Geng Ransomware Miskin Mendadak karena Korban Enggan Bayar Uang Tebusan

JAKARTA - Peretas dunia maya dikabarkan mengalami penurunan pendapatan, akibat korban enggan membayar uang tebusan atas data yang dicuri.

Menurut laporan pakar Cryptocurrency di Chainalysis, penurunan itu sebesar 40 persen. Geng ransomware memeras setidaknya 457 juta dolar AS atau setara Rp6,8 triliun dari para korban pada 2022, tetapi selisih 311 juta dolar AS atau Rp4,6 triliun lebih sedikit dari tahun sebelumnya.

Angkanya memang cenderung lebih tinggi, tetapi para peneliti setuju lebih sedikit korban yang membayar. Pakar tersebut menyatakan pendapatan geng ransomware menurun berkat melacak aliran uang masuk dan keluar dari dompet Bitcoin yang diketahui dimiliki oleh mereka.

Hasil serangan jauh lebih tinggi daripada yang dapat mereka lihat, karena para peretas juga cenderung menggunakan dompet lain. Tetap saja, pembayaran untuk tebusan ransomware turun secara signifikan.

Namun, serangan terus meningkat. Perusahaan, pemerintah, sekolah, dan bahkan rumah sakit di seluruh dunia sering menjadi korban peretas ransomware, yang mengunci staf dari sistem TI mereka sampai uang tebusan dibayarkan, biasanya dalam Bitcoin.

Peretas juga kerap mengancam akan mempublikasikan atau menjual data yang dicuri. Korban belum lama ini termasuk surat kabar The Guardian, perusahaan pengiriman Royal Mail, dan rumah sakit anak-anak Sick Kids Canadian.
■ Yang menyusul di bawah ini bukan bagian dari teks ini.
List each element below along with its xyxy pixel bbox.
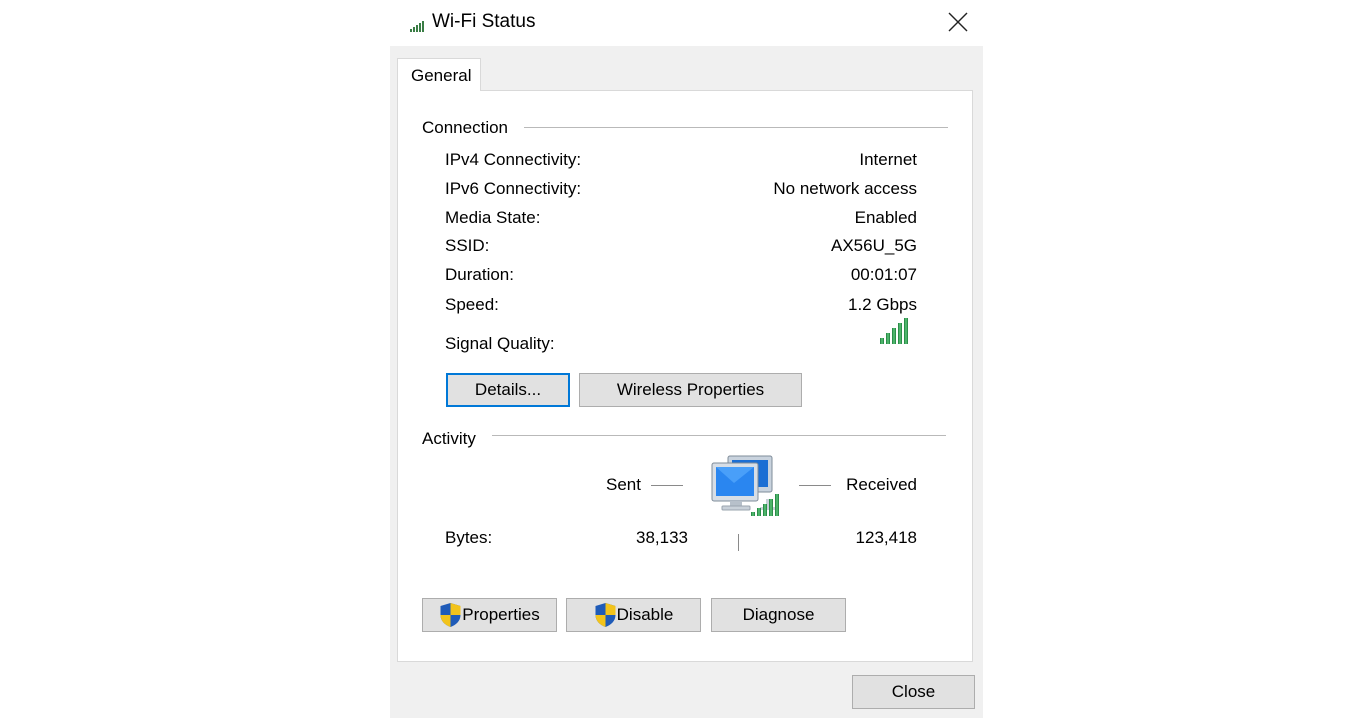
tab-general[interactable]: General <box>397 58 481 91</box>
properties-button-label: Properties <box>462 605 540 624</box>
signal-bar <box>898 323 902 344</box>
ssid-value: AX56U_5G <box>831 236 917 255</box>
bytes-sent-value: 38,133 <box>636 528 688 547</box>
wireless-properties-button[interactable]: Wireless Properties <box>579 373 802 407</box>
media-state-value: Enabled <box>854 208 917 227</box>
title-bar: Wi-Fi Status <box>390 0 983 46</box>
sent-dash <box>651 485 683 486</box>
bytes-label: Bytes: <box>445 528 493 547</box>
ssid-label: SSID: <box>445 236 490 255</box>
signal-strength-icon <box>880 318 908 344</box>
uac-shield-icon <box>595 603 616 627</box>
speed-value: 1.2 Gbps <box>848 295 917 314</box>
disable-button-label: Disable <box>616 605 674 624</box>
media-state-label: Media State: <box>445 208 541 227</box>
properties-button[interactable]: Properties <box>422 598 557 632</box>
duration-value: 00:01:07 <box>850 265 917 284</box>
window-title: Wi-Fi Status <box>432 11 536 32</box>
activity-separator <box>738 534 739 551</box>
general-tab-panel: Connection IPv4 Connectivity: Internet I… <box>397 90 973 662</box>
details-button[interactable]: Details... <box>446 373 570 407</box>
connection-heading: Connection <box>422 118 509 137</box>
ipv4-label: IPv4 Connectivity: <box>445 150 582 169</box>
duration-label: Duration: <box>445 265 514 284</box>
uac-shield-icon <box>440 603 461 627</box>
tab-general-label: General <box>411 66 472 85</box>
close-icon[interactable] <box>945 9 971 35</box>
sent-label: Sent <box>606 475 641 494</box>
wifi-status-dialog: Wi-Fi Status General Connection IPv4 Con… <box>390 0 983 718</box>
network-computers-icon <box>711 455 779 516</box>
signal-bar <box>904 318 908 344</box>
diagnose-button[interactable]: Diagnose <box>711 598 846 632</box>
ipv6-value: No network access <box>773 179 917 198</box>
bytes-received-value: 123,418 <box>855 528 917 547</box>
connection-divider <box>524 127 948 128</box>
received-label: Received <box>846 475 917 494</box>
ipv6-label: IPv6 Connectivity: <box>445 179 582 198</box>
wifi-signal-icon <box>410 21 424 32</box>
signal-bar <box>892 328 896 344</box>
signal-quality-label: Signal Quality: <box>445 334 555 353</box>
signal-bar <box>880 338 884 344</box>
disable-button[interactable]: Disable <box>566 598 701 632</box>
activity-heading: Activity <box>422 429 476 448</box>
speed-label: Speed: <box>445 295 499 314</box>
ipv4-value: Internet <box>859 150 917 169</box>
signal-bar <box>886 333 890 344</box>
close-button[interactable]: Close <box>852 675 975 709</box>
received-dash <box>799 485 831 486</box>
activity-divider <box>492 435 946 436</box>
Banyak geng ransomware diperkirakan berbasis di Rusia, meski pejabat Rusia menyangkalnya.

Melansir BBC Internasional, Jumat, 20 Januari, laporan lainnya juga menyatakan serangan meningkat secara dramatis pada 2022. Penelitian dari firma keamanan siber Fortinet menemukan lebih dari 10.000 jenis perangkat lunak berbahaya yang unik aktif pada paruh pertama tahun kemarin.

Pertumbuhan jumlah serangan tahun lalu dapat dikaitkan dengan tindakan penegakan hukum, terutama oleh otoritas Amerika Serikat (AS) yang menyebabkan beberapa kelompok ransomware terbesar dibubarkan.

Pada November 2021, tersangka anggota geng REvil ditangkap di seluruh dunia dalam operasi polisi global, dengan lebih dari 6 juta dolar AS dalam mata uang kripto diambil oleh otoritas AS dalam operasi peretasan cakar punggung.

Mengikuti operasi serupa oleh AS pada Juni 2021, membuat geng Darkside offline memulihkan 4,1 juta dolar AS dana yang dicuri.

Diperkirakan, langkah ini mungkin memaksa peretas untuk menyerang kelompok yang lebih kecil dan juga menjatuhkan kepercayaan geng daripada mengejar target besar, yang disebut perburuan besar di mana pembayaran lebih tinggi mungkin terjadi.

"Meskipun perburuan besar mungkin menjadi lebih menantang, itu masih bermanfaat," ungkap kepala intelijen ancaman dunia maya di Chainalysis, Jackie Burns Koven.

Dia memperingatkan ransomware masih sangat menguntungkan dan organisasi berukuran lebih kecil harus lebih waspada karena peretas menyebarkan jaring mereka lebih luas dalam upaya untuk mendapatkan bayaran.